The European Business Aviation Convention & Exhibition (EBACE 2011) held in Geneva, Switzerland, had good attendance and the figures were up from 2010 to nearly 12,751, from 108 countries, with more than 500 exhibitors, and 62 aircraft on static display.
One session I attended was the global business aviation update presented by panelists from the International Business Aviation Council (IBAC). Host Brian Humphries of the European Business Aviation Association (EBAA) explained an issue now is the UK has imposed a 20 percent value added tax (VAT) on all aircraft. Formerly, this was applied when flying in the UK and was based off the maximum take-off weight (MTOW). With budgets tight and fuel costs rising, the impact of this VAT is much greater than anticipated.
Doug Carr, representing the NBAA, summed up the U.S. business aviation situation by hitting on the fact that a major holdup is the 19th extension of the FAA reauthorization (big surprise). Carr also touched on SMS programs and the importance of future SMS data protection.

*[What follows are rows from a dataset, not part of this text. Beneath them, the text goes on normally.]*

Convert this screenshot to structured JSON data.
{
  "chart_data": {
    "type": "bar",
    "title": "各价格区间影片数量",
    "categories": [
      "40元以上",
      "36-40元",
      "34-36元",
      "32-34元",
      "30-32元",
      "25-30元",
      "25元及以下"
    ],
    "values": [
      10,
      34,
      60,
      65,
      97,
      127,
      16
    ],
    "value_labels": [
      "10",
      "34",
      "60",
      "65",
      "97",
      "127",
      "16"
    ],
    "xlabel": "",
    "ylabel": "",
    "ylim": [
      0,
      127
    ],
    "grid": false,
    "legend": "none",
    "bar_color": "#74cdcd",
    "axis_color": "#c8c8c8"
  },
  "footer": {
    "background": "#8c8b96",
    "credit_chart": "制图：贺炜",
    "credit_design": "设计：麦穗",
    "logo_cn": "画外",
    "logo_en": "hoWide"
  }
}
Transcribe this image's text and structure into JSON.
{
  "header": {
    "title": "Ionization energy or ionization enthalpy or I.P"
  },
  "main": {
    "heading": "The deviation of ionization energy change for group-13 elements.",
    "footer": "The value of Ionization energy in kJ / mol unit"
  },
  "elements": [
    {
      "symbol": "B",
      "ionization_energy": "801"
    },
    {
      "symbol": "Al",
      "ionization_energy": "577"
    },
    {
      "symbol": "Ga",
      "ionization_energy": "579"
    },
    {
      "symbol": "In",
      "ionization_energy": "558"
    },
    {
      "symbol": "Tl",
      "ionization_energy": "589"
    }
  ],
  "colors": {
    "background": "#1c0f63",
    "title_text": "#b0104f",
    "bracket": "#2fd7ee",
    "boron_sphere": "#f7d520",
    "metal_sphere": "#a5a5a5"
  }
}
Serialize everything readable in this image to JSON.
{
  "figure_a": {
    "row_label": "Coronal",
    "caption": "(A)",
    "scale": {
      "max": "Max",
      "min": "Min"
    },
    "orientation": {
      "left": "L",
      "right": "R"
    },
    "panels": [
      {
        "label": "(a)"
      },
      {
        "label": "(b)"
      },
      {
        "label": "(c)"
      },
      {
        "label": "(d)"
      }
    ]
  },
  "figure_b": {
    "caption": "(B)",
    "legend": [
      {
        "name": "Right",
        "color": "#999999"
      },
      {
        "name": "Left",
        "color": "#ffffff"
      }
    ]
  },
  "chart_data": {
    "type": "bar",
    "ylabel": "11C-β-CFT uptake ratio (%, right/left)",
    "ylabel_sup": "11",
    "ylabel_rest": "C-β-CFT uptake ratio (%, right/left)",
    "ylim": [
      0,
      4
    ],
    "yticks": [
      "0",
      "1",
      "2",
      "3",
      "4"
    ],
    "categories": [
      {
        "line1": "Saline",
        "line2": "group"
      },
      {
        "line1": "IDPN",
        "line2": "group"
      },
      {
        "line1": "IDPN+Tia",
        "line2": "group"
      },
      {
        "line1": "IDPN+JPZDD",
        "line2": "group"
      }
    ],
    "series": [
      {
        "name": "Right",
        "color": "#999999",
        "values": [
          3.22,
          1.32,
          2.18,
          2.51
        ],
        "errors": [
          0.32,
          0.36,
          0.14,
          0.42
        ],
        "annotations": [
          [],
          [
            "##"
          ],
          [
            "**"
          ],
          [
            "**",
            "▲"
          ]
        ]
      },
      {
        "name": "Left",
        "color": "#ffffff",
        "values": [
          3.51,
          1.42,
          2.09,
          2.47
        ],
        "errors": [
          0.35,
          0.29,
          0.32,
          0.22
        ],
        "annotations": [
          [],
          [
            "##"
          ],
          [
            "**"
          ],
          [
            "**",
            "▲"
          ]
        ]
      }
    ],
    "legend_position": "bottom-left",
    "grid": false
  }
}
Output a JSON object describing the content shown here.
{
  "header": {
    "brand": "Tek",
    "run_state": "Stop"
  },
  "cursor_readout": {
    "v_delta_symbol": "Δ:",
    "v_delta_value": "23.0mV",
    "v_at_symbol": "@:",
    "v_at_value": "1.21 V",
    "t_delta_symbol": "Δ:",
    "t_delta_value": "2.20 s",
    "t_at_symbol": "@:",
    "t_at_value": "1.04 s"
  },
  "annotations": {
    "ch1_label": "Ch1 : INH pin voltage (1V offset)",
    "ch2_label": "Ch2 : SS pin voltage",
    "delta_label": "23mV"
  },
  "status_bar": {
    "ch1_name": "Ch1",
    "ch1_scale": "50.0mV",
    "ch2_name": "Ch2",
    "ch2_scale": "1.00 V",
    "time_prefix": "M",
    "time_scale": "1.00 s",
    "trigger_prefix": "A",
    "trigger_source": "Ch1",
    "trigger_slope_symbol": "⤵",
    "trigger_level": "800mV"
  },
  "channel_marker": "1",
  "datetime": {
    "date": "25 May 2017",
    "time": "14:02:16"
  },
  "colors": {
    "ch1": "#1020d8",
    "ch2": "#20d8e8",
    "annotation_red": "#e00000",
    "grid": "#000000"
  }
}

Francisco Lyra of the Brazilian Association of General Aviation (ABAG) explained that Brazil’s biz aircraft fleet has grown 21 percent over the last year and are mainly piston aircraft. Of Brazil’s 5,000+ cities, only 124 have commercial service! Regular maintenance of Brazilian registered aircraft is often sent to Europe or the United States.
Ali Al Naqbi represented the Middle East Business Aviation Association (MEBA) and he spoke about the rise of high net worth individuals due to the 1990’s oil boom and how that created a market of private family travel. The Middle East has about 450 biz aircraft today and growing. This trend will likely continue with forecasted growth of 1,330 registered biz aircraft expected by the year 2019.
Leonid Koshelev, chairman of the Russian United Business Aviation Association (RUBAA), spoke about the government being against monopolies in airports and pushing for more affordable use of airports. When reviewing the business aircraft activity in Russia, Koshelev said it has come back to levels seen before the global financial crisis.
Capt. Karan Singh, vice president of the Business Aviation Association of India (BAAI), spoke about the booming business aviation market as well as the economy (sixth largest world economy by 2020) in India. Its business aircraft fleet has doubled in size since 2006; in 2009 India experienced 10 percent biz aviation growth, and it expects to triple its fleet by 2020. Some challenges in India: currently it takes at least nine months to get an aircraft operator permit in India, a 40 to 50 percent fuel tax, and limited ground handling options. India has less than 150 airports, FBOs are nonexistent, and training is a growing problem.
Business aviation in Japan is starting to develop more according to representative Kazunobu Sato of the Japan Business Aviation Association (JBAA). The Japanese government has been reluctant to develop biz aviation and therefore has extremely restrictive regulations. Deregulation and improvement of Tokyo International Airport as well as Narita International Airport are underway. Japan has 98 airports, all with extremely limited general aviation landing spots and this will be changing as local governments are becoming much more supportive of business aviation.
Challenges exist but the global business aviation market looks positive.